Interestingly enough, Satan understands this love so well that it influences his planning: he assured his followers that once he led Adam and Eve to disobedience, God’s determination to restore them would open doors for the reinstatement of the rebel angels as well.11 Against all his slander of God as tyrant Satan knew that it was the Lord’s mercies that kept him from being consumed, and he continued to presume upon God’s compassions (see Lam. 3:22).
Satan’s success with the first man and woman mirrored his earlier success with angels: he persuaded Eve that her arbitrary God was withholding from her what she deserved. Then he led Adam to focus on the misery that life would be without his Eve (Gen. 3:1-6). Both successes depended on doubting God’s love. Then, just as he predicted, God’s unconquerable love immediately unfurled a plan for their rescue and reinstatement, a plan that the trinity had settled on before the foundations of the world were established.12 As Paul exclaims: “He who did not spare His own Son, but delivered Him over for us all, how will He not also with Him freely give us all things?” (Rom. 8:32).

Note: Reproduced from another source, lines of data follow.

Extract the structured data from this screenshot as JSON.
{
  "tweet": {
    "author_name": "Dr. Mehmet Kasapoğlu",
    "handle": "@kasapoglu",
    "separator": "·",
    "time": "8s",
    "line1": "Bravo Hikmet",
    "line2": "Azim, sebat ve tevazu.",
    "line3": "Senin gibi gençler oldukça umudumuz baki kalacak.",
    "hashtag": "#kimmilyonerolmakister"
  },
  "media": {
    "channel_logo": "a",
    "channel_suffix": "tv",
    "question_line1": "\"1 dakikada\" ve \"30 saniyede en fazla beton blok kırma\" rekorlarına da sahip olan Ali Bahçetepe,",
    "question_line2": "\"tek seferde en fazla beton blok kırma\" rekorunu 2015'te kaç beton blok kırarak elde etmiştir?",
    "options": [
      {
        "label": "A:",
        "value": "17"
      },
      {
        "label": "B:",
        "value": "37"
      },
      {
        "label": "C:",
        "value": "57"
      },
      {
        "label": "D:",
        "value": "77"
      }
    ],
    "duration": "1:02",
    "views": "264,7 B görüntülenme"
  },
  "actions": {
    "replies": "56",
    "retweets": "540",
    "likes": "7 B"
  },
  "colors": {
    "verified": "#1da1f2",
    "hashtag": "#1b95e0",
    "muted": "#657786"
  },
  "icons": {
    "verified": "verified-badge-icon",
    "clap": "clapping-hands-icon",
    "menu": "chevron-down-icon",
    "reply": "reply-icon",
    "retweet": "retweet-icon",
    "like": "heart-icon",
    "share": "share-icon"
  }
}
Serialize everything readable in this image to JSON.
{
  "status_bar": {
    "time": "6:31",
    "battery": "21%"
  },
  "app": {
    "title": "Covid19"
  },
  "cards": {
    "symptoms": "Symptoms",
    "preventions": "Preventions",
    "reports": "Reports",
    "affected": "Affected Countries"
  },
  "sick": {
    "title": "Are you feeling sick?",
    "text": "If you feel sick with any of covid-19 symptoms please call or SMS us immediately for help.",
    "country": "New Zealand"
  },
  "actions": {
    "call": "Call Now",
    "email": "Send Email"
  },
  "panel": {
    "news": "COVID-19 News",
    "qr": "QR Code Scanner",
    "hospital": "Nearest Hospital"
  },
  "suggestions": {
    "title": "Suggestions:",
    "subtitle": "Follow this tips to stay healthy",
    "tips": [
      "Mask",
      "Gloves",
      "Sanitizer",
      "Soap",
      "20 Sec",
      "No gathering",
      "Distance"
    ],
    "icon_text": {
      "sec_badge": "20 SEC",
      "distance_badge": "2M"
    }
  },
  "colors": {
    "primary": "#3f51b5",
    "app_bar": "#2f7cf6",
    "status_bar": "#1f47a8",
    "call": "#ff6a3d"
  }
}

No wonder humans believe that we are all-important to God! His dealings on Planet Earth provide consistent witness to Satan’s crucial understanding about Him. In His book of nature His love “is written upon every opening bud, upon every spire of springing grass.”13 His book of providence serves up wonderful data on His loving care for His children. He sends “rains from heaven and fruitful seasons”; He satisfies our souls “with food and gladness” (Acts 14:17).
With a clarity not always understood in nature and daily life, His written Word declares, “Whoever does not love does not know God, because God is love” (1 John 4:8, NIV). Above all these, we see His prefoundation plan work itself out to deliver humans from the hell they deserve, by lifting Jesus up on the cross to draw us all back to Himself. “For God so loved the world, that He gave His only begotten Son, that whoever believes in Him shall not perish, but have eternal life” (John 3:16).
“I will come again” (John 14:3). For us who live with yesterday, today, and tomorrow, God has shared significant details about future stages of His history, details more astonishing than ever: for the God who became human to save humanity, who burst death’s chains and broke through hell’s doors to deliver us from all evil, now reigns in glory “in the form of humanity.”14 Soon enough He is coming again to take to Himself all who believe in Him (John 14:3), that they may all be part of His forever reign. Until that mind-boggling event, no greater purpose thrills any human life than relating His awesome history to the world, urging people everywhere to join, share, and revel in His love, beginning now, and continuing forever, through all the ages of His endless tomorrow.
Lael Caesar, an associate editor of Adventist Review, is thrilled to be part of God’s history.